A collaborative study led by the Monash Biomedicine Discovery Institute (BDI) has discovered a new immune checkpoint that may be exploited for cancer therapy.
The study shows that by inhibiting the protein tyrosine phosphatase PTP1B in T cells, the body’s immune response to cancer can be mobilised, helping to repress tumour growth.
T cells are an essential part of the body’s immune system, helping not only to kill invading pathogens, such as viruses but also cancer cells. However, this study has shown that using a new drug candidate, the abundance of PTP1B in T cells that infiltrate tumours is increased, thereby restraining the ability of T cells to attack tumour cells and combat cancer. These findings have identified PTP1B as an intracellular brake, or checkpoint, reminiscent of the cell surface checkpoint PD-1 – the blockade of which has revolutionised cancer therapy.

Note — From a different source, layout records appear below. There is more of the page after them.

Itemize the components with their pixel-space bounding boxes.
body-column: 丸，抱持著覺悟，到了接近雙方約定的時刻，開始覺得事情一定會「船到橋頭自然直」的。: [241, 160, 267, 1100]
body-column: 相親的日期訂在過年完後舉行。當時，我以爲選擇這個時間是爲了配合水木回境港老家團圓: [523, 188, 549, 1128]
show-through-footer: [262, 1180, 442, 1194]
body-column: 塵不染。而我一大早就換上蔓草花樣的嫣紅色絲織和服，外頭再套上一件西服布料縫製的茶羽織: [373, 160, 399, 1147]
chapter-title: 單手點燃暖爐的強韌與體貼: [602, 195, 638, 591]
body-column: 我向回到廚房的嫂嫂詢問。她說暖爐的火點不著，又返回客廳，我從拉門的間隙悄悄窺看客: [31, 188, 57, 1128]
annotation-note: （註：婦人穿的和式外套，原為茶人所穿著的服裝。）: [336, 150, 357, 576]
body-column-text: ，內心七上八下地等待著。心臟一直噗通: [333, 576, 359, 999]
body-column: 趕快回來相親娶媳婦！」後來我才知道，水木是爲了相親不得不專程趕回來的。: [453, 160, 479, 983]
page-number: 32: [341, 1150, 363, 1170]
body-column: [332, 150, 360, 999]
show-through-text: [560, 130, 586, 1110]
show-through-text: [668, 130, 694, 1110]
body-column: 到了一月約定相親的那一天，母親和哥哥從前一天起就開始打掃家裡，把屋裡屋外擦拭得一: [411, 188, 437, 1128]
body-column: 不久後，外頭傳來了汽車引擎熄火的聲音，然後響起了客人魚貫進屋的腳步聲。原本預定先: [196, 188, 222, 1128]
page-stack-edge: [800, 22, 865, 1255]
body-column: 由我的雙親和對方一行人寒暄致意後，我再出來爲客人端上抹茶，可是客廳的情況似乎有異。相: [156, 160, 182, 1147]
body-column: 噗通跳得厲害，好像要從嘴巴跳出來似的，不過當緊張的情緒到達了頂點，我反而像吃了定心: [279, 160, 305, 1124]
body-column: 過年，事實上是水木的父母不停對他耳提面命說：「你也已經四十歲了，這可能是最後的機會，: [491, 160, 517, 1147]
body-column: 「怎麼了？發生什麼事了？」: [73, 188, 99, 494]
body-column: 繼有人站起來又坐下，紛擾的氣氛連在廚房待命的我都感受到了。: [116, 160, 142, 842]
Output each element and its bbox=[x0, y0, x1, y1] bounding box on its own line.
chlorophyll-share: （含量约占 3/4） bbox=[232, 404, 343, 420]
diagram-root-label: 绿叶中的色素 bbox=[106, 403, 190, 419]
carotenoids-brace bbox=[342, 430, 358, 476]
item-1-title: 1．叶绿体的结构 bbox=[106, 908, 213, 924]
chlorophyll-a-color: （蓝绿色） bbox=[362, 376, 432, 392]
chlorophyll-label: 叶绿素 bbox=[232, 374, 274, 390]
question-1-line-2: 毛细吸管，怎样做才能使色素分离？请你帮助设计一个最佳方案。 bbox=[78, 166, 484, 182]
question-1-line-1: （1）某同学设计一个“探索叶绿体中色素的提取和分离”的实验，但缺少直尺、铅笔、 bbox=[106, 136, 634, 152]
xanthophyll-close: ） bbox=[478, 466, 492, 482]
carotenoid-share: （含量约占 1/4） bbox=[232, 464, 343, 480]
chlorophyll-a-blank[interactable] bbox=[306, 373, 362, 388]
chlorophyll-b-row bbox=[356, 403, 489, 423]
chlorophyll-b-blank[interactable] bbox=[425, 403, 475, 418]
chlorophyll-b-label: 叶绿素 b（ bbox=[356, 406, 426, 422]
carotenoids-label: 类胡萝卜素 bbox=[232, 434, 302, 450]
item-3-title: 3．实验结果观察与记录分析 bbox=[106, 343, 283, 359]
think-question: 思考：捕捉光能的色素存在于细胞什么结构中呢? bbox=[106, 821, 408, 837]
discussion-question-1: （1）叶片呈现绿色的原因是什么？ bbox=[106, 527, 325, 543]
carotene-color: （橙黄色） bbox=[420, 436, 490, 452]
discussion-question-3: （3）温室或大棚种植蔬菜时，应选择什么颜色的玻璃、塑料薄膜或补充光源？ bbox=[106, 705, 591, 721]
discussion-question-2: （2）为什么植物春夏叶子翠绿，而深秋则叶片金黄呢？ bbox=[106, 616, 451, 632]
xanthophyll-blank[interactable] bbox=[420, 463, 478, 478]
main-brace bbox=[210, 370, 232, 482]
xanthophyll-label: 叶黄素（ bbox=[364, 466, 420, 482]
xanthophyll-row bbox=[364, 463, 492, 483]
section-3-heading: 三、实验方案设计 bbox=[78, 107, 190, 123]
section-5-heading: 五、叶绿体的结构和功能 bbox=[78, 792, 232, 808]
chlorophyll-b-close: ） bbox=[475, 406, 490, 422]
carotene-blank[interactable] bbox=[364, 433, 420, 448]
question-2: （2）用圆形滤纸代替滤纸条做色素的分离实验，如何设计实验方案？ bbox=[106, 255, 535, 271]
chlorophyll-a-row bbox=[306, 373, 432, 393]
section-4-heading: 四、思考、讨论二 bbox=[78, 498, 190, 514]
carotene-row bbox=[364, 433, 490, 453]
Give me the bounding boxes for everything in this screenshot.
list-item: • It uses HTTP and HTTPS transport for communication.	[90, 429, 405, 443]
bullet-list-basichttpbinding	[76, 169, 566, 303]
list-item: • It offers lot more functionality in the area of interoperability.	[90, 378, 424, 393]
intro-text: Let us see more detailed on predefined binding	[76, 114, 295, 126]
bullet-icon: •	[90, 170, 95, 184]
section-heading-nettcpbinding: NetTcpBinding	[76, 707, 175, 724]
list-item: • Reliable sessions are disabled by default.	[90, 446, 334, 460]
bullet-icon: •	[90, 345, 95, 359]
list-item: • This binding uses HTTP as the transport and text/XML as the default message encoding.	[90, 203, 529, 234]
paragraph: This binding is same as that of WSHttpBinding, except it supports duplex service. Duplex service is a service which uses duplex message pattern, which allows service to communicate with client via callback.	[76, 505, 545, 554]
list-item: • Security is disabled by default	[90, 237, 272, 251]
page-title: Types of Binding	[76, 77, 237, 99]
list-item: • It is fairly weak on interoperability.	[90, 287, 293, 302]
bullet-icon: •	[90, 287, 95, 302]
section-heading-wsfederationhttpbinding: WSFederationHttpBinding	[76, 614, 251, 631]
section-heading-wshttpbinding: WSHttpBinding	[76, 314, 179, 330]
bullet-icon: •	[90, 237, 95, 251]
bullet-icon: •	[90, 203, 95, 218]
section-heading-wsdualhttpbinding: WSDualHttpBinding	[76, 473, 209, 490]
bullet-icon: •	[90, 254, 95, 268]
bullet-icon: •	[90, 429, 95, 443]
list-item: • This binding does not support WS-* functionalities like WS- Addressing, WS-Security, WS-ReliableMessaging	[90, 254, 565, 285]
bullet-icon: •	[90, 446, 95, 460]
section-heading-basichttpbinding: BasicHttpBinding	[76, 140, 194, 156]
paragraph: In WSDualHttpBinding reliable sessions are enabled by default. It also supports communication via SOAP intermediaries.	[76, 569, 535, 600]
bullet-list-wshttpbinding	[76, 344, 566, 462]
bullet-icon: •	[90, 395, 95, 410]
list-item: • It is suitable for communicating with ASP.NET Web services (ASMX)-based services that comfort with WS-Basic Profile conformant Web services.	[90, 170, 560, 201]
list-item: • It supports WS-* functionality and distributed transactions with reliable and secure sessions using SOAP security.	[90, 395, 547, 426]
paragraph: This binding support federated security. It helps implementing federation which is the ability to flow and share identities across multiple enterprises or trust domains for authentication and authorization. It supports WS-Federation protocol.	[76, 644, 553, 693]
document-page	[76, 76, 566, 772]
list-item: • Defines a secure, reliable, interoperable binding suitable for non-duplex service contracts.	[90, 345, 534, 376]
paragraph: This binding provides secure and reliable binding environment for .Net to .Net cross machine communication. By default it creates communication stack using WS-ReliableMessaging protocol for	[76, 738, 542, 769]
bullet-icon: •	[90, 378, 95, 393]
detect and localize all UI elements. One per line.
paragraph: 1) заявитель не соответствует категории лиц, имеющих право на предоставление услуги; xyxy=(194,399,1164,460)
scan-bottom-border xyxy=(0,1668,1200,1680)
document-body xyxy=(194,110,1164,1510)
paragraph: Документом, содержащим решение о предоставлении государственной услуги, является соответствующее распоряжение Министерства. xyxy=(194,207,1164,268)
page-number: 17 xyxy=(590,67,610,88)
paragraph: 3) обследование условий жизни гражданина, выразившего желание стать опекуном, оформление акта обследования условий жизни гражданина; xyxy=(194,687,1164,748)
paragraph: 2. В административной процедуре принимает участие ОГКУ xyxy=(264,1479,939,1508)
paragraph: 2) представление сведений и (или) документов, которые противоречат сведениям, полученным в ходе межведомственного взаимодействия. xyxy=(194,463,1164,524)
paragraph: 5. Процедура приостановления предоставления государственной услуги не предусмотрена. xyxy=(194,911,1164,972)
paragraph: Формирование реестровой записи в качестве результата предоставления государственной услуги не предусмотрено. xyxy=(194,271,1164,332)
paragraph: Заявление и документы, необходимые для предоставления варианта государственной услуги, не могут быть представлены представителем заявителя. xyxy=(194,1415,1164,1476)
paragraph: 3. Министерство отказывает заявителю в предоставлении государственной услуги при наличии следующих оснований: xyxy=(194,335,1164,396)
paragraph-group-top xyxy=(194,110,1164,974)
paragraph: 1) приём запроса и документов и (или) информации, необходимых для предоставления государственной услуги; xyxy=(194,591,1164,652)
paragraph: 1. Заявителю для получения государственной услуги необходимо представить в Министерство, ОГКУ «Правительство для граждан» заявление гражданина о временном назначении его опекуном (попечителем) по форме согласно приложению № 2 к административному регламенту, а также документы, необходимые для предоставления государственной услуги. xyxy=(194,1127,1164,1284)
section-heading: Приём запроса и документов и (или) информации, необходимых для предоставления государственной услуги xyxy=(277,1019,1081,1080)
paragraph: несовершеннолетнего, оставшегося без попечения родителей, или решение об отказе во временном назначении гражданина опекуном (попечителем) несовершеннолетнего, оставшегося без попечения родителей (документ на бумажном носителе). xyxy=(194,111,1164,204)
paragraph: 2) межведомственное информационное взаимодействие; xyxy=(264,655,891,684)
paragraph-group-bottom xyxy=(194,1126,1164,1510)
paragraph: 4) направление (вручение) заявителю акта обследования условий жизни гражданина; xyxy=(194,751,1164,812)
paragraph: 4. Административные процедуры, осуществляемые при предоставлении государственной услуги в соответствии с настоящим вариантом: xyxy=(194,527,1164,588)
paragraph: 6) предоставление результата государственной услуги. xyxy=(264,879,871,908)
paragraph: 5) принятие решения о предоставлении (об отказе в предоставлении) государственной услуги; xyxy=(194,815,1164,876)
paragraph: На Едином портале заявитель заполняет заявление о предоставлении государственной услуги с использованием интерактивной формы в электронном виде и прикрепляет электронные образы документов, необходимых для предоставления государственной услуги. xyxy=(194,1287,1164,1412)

The findings are published in Cancer Discovery.
Using mice, scientists from Monash BDI, in conjunction with colleagues at the Peter MacCallum Cancer Centre in Melbourne and Cold Spring Harbor Laboratory in New York, found that by inhibiting PTP1B, using an early-stage injectable drug candidate that has previously been shown to be safe and well-tolerated in humans, the cancer-fighting ability of T cells is enhanced, repressing tumour growth.
Remarkably, the authors showed that the inhibition of this intracellular checkpoint, PTP1B, can also enhance the response to a widely used cancer therapy that blocks the PD-1 checkpoint on the surface of T cells.
Senior author Professor Tony Tiganis says that although the blockade of PD-1 can be highly effective against many tumours, not all patients respond and the development of resistance is common. This is true even for immunotherapy-sensitive cancers, such as melanoma. Approaches that can enhance the effectiveness or extend the utility of PD-1 checkpoint blockade are highly sought after in the clinic.
“While more pre-clinical work is needed, our findings show that superior outcomes were achieved when we combined PTP1B inhibition with existing immunotherapies in mice,” said Professor Tiganis.
In addition, beyond enhancing the response to PD-1 blockade, the authors showed that the inhibition of PTP1B also significantly enhanced the effectiveness of cellular therapies using Chimeric Antigen Receptor (CAR) T cells.
CAR T cells are T cells derived from a patient’s blood that are modified in the lab so that they produce a man-made receptor to help them better identify tumour cells and then injected back into the patient.
CAR T cells have been highly effective against some blood cancers; however, this success has not, as yet, been replicated in solid tumours. The authors demonstrate that the deletion or inhibition of PTP1B can dramatically enhance the ability of CAR T cells to attack solid tumours in mice, including breast cancer.
“To advance this work, a key next step will be to further define the impact of PTP1B deletion in CAR T and conventional T cells in humans. There remains an urgent clinical need to identify and validate cellular targets to revive and sustain T cell responses in cancer,” said first author Dr Florian Wiede.
Professor Tiganis and Dr Wiede will also continue to collaborate with Cold Spring Harbor Laboratory and DepYmed Inc., a US-based company developing PTP1B inhibitors, to test in their preclinical models orally bioavailable PTP1B inhibitor drug candidates as novel checkpoint inhibitors. These findings could form the basis of future clinical trials.
Cancer continues to be a major cause of illness and death in Australia, accounting for 30 per cent of all deaths in Australia in 2020. The AIHW cancer in Australia report estimates that around 185,000 cases of cancer will be diagnosed in 2031 and that between 2022 and 2031, a total of around 1.7 million cases of cancer will be diagnosed.